The fucking baby. One of the fundamental rules of the Squid Game event is that everyone is there by choice. It’s one of the themes that was hammered on in the first season, and it mirrored the capitalist rat race beautifully. Everyone was doing this of their own free will, and the second season even introduced voting between rounds to ensure that people were kept in the games by the Will of the People. But the baby didn’t consent and couldn’t consent to being involved in the games. The baby was an unwilling participant, and making the baby a ‘player’ undermined any trust the real players may have had that the games were in any way fair.

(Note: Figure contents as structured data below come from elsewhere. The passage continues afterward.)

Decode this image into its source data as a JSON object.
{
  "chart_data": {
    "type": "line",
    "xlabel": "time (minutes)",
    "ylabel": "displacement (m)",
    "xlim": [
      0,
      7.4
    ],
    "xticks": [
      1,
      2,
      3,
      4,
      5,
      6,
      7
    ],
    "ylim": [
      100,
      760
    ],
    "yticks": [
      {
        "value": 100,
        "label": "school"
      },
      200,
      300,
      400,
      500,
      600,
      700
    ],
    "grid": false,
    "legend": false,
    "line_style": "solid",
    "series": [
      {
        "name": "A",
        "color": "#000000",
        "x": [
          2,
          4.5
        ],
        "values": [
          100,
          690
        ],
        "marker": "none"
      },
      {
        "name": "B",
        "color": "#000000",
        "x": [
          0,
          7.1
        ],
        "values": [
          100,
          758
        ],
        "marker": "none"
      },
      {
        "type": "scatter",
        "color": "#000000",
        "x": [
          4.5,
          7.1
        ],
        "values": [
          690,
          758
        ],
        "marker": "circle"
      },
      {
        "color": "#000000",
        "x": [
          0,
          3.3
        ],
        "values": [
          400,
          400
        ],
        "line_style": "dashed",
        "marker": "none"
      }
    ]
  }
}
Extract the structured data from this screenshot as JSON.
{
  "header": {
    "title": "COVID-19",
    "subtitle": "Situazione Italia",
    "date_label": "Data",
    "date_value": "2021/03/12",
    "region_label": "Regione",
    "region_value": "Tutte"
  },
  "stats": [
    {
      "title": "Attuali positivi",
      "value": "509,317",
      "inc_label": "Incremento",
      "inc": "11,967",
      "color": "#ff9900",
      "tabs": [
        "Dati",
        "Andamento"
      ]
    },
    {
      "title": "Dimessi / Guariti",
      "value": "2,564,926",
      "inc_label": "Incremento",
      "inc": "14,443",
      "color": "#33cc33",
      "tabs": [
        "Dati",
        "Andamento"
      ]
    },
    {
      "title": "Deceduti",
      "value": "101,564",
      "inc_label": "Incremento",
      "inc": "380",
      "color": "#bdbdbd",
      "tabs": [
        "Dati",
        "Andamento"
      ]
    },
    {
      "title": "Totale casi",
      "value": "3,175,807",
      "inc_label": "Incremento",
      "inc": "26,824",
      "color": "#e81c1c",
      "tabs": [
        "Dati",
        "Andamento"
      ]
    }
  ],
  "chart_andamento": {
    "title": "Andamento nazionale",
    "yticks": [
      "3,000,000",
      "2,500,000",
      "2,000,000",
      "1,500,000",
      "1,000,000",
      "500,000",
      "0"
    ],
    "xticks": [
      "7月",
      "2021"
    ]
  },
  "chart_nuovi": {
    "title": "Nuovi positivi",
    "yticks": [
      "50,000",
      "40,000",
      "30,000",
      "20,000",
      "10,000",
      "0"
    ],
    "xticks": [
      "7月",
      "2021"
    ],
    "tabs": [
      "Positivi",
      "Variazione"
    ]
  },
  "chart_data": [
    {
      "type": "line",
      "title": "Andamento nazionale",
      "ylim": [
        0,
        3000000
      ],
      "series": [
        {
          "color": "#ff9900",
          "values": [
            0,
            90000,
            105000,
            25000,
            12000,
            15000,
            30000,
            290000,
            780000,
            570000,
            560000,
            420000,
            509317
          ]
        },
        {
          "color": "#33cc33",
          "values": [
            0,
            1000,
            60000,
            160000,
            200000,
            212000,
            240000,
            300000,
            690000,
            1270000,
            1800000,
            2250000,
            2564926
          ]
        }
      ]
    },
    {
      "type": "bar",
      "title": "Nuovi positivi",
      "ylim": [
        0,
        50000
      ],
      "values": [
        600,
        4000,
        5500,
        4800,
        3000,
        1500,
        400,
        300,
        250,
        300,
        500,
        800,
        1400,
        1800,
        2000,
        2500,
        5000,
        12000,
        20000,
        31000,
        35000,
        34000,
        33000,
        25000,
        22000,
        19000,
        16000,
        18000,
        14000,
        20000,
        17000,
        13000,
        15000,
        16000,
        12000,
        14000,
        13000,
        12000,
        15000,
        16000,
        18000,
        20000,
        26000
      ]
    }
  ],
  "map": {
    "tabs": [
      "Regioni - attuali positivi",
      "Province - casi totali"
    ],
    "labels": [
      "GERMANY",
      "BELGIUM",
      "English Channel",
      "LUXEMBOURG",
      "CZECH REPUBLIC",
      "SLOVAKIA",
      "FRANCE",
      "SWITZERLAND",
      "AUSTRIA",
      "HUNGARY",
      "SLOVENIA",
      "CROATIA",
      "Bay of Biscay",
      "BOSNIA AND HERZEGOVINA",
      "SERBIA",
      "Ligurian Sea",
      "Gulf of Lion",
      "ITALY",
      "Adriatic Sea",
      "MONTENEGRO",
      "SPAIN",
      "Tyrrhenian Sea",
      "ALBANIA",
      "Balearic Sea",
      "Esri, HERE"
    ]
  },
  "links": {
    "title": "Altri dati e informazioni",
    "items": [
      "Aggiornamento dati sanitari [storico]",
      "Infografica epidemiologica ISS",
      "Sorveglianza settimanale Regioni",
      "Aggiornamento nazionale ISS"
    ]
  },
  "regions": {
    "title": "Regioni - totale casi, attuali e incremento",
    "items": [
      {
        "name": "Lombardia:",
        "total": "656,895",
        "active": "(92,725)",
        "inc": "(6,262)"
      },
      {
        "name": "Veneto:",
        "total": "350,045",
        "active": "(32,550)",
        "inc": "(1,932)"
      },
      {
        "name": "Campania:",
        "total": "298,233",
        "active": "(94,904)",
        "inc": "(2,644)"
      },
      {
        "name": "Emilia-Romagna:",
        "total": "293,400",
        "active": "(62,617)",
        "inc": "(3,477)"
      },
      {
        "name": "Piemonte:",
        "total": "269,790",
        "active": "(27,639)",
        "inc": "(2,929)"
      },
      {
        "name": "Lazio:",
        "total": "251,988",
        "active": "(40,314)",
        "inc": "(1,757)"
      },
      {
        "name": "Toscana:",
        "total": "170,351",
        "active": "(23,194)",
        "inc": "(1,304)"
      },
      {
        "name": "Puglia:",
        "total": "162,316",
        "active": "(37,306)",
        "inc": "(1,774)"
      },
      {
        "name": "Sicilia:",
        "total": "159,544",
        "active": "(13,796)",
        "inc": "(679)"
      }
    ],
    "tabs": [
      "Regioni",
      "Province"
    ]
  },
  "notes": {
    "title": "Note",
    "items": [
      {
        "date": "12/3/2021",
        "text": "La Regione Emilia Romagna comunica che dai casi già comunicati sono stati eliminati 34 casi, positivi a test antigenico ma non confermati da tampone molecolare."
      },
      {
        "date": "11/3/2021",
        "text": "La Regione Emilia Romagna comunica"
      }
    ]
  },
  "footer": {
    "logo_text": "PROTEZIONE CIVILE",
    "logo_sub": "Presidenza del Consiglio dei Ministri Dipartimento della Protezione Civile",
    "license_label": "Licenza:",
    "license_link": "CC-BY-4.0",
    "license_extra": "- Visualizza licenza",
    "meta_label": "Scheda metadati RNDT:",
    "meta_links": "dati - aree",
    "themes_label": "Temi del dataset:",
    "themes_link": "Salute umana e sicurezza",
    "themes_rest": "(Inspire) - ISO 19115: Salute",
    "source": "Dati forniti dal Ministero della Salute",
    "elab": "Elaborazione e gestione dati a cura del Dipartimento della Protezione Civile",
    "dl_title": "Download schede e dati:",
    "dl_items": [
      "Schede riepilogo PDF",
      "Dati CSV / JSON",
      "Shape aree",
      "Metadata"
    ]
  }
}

Now, the games are _not_ fair. They never were. They rely on financial coercion, the illusion of fairness, random chance, positional chance, and the exploitation of personal relationships. But it maintains a facade. All of that breaks down with the baby.
And I kinda get where they were going with this. I get that it’s illustrative of the unfairness of the institutions Squid Game is trying to criticize. The rules were never fair, the people running the games never cared about fairness at all, the whole thing is spectacle. But it also fundamentally undermines the premise of the games in a way that would be ruinous for anything other than a shadowy international rich-man’s dog fight.